Un moral de fer sous un soleil de plomb : armée d’une brosse à main, une paléontologue inspecte méticuleusement un monticule d’argile rouge au pied de la montagne Sainte-Victoire, au cœur de la Provence, à la recherche de fossiles bien particuliers, vieux de quelque 75 millions d’années : des œufs de dinosaures !

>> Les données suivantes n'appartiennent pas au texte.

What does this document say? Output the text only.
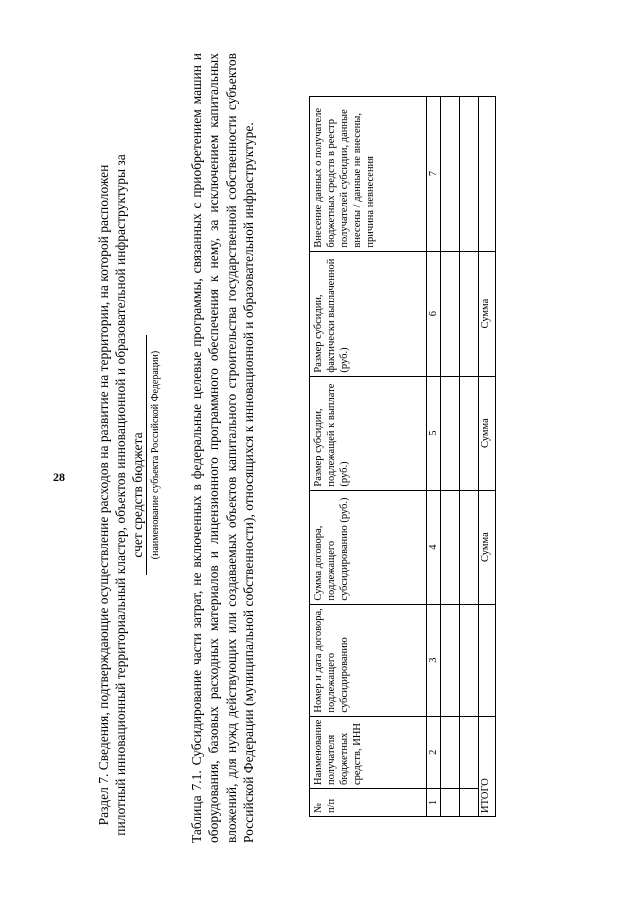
28 Раздел 7. Сведения, подтверждающие осуществление расходов на развитие на территории, на которой расположен пилотный инновационный территориальный кластер, объектов инновационной и образовательной инфраструктуры за счет средств бюджета (наименование субъекта Российской Федерации) Таблица 7.1. Субсидирование части затрат, не включенных в федеральные целевые программы, связанных с приобретением машин и оборудования, базовых расходных материалов и лицензионного программного обеспечения к нему, за исключением капитальных вложений, для нужд действующих или создаваемых объектов капитального строительства государственной собственности субъектов Российской Федерации (муниципальной собственности), относящихся к инновационной и образовательной инфраструктуре.	№ п/п	Наименование получателя бюджетных средств, ИНН	Номер и дата договора, подлежащего субсидированию	Сумма договора, подлежащего субсидированию (руб.)	Размер субсидии, подлежащей к выплате (руб.)	Размер субсидии, фактически выплаченной (руб.)	Внесение данных о получателе бюджетных средств в реестр получателей субсидии, данные внесены / данные не внесены, причина невнесения
1	2	3	4	5	6	7

ИТОГО			Сумма	Сумма	Сумма	
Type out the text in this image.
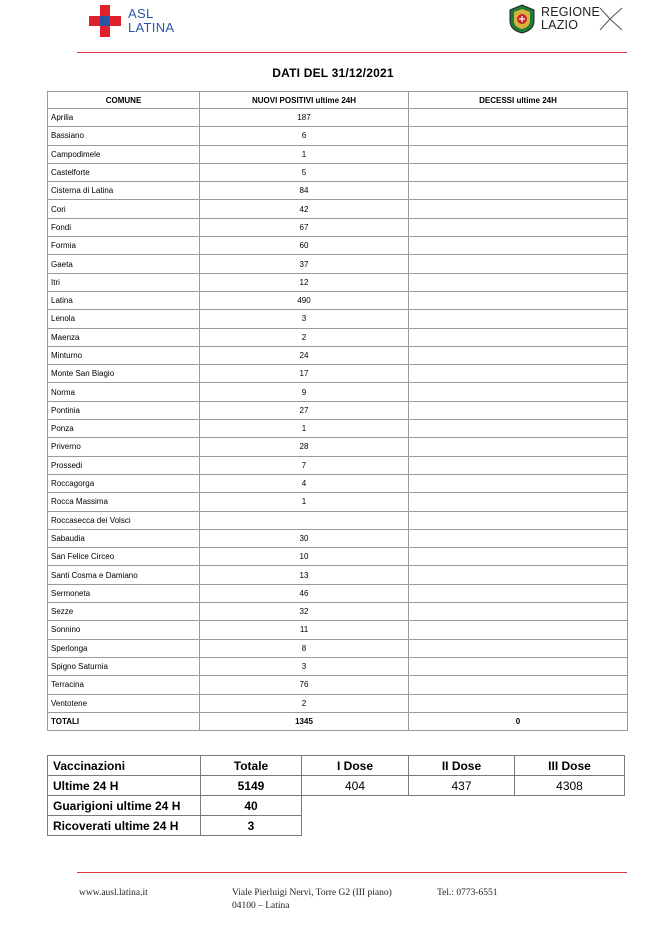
ASL
LATINA
REGIONE
LAZIO
DATI DEL 31/12/2021
COMUNE	NUOVI POSITIVI ultime 24H	DECESSI ultime 24H
Aprilia	187	
Bassiano	6	
Campodimele	1	
Castelforte	5	
Cisterna di Latina	84	
Cori	42	
Fondi	67	
Formia	60	
Gaeta	37	
Itri	12	
Latina	490	
Lenola	3	
Maenza	2	
Minturno	24	
Monte San Biagio	17	
Norma	9	
Pontinia	27	
Ponza	1	
Priverno	28	
Prossedi	7	
Roccagorga	4	
Rocca Massima	1	
Roccasecca dei Volsci		
Sabaudia	30	
San Felice Circeo	10	
Santi Cosma e Damiano	13	
Sermoneta	46	
Sezze	32	
Sonnino	11	
Sperlonga	8	
Spigno Saturnia	3	
Terracina	76	
Ventotene	2	
TOTALI	1345	0
Vaccinazioni	Totale	I Dose	II Dose	III Dose
Ultime 24 H	5149	404	437	4308
Guarigioni ultime 24 H	40			
Ricoverati ultime 24 H	3			
www.ausl.latina.it	Viale Pierluigi Nervi, Torre G2 (III piano)
04100 – Latina
Tel.: 0773-6551
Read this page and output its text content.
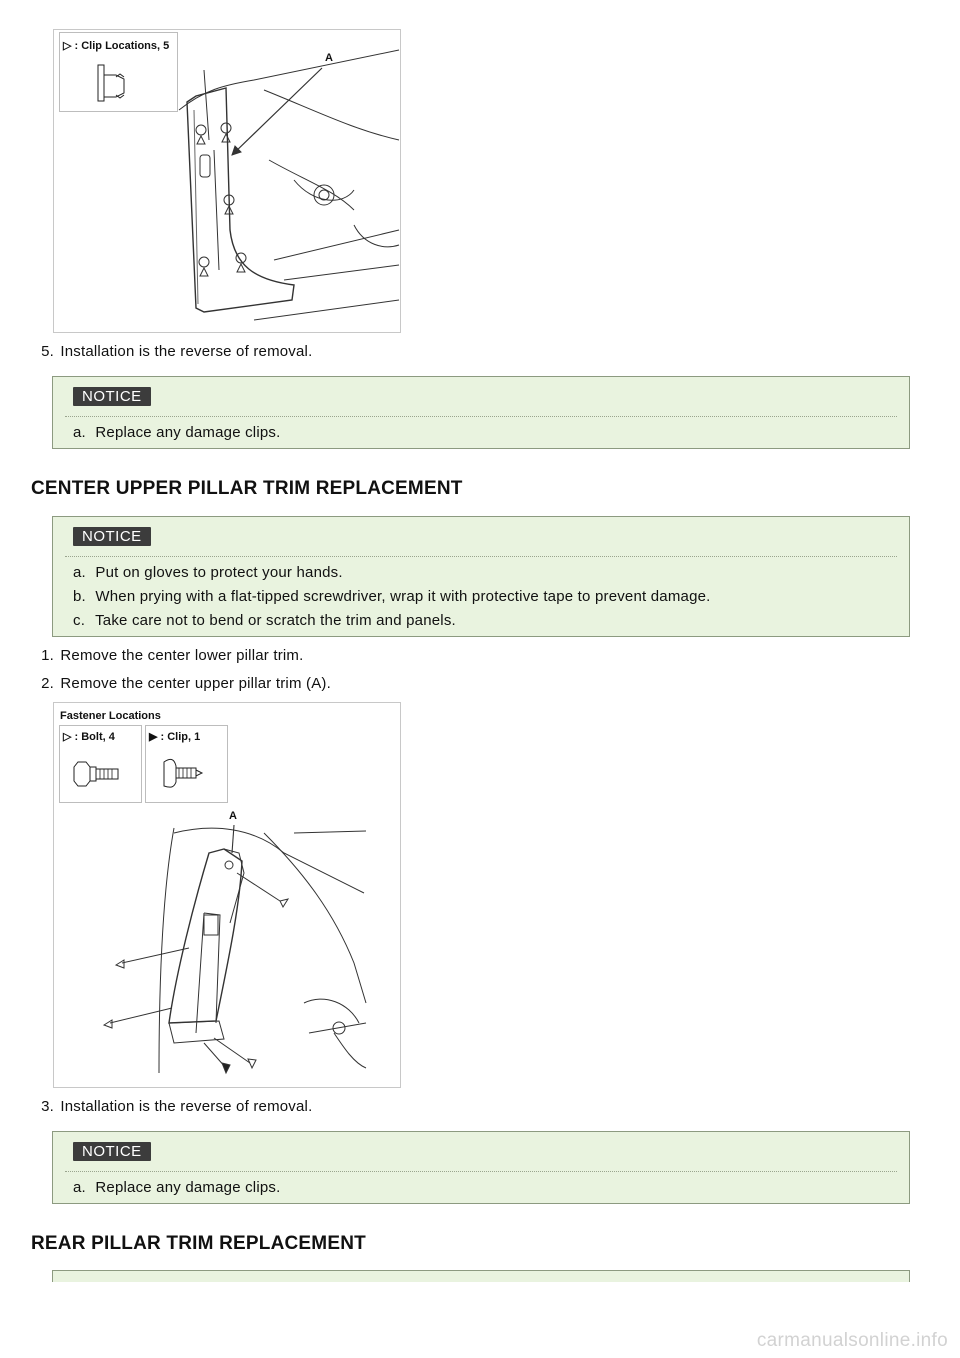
▷ : Clip Locations, 5
A
5. Installation is the reverse of removal.
NOTICE
a. Replace any damage clips.
CENTER UPPER PILLAR TRIM REPLACEMENT
NOTICE
a. Put on gloves to protect your hands.
b. When prying with a flat-tipped screwdriver, wrap it with protective tape to prevent damage.
c. Take care not to bend or scratch the trim and panels.
1. Remove the center lower pillar trim.
2. Remove the center upper pillar trim (A).
Fastener Locations
▷ : Bolt, 4	▶ : Clip, 1
A
3. Installation is the reverse of removal.
NOTICE
a. Replace any damage clips.
REAR PILLAR TRIM REPLACEMENT
carmanualsonline.info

« Ce site n’a pas d’équivalent, il suffit de se baisser pour trouver des restes de coquilles », explique Thierry Tortosa, paléontologue et conservateur de la Réserve Naturelle Nationale de Sainte-Victoire : « On marche littéralement sur des œufs ! ».

Un œuf au mètre carré

Environ 1.000 d’entre eux, certains mesurant jusqu’à 30 centimètres de diamètre, ont été découverts ces dernières années lors de fouilles effectuées sur moins d’un hectare sur les… 280 que comptera bientôt la réserve naturelle, dont la superficie doit doubler d’ici 2026, notamment pour éviter les pillages. « On estime avoir un œuf au mètre carré : on est donc sur des milliers voire potentiellement des millions d’œufs », avance le scientifique.

Patience et longueur de temps…

« Eggs » ne cherche pas la compétition avec d’autres sites selon lui, même s’il sourit en évoquant les 17.000 œufs de dinosaures retrouvés à Heyuan, en Chine, en 1996, un « record du monde ».

« Nous, on ne les sort pas de terre car dans une réserve naturelle on ne doit pas changer le paysage. On attend qu’ils apparaissent grâce à l’érosion. Ensuite on n’aurait pas la capacité de tous les stocker. On prélève seulement ceux qui ont un intérêt paléontologique ».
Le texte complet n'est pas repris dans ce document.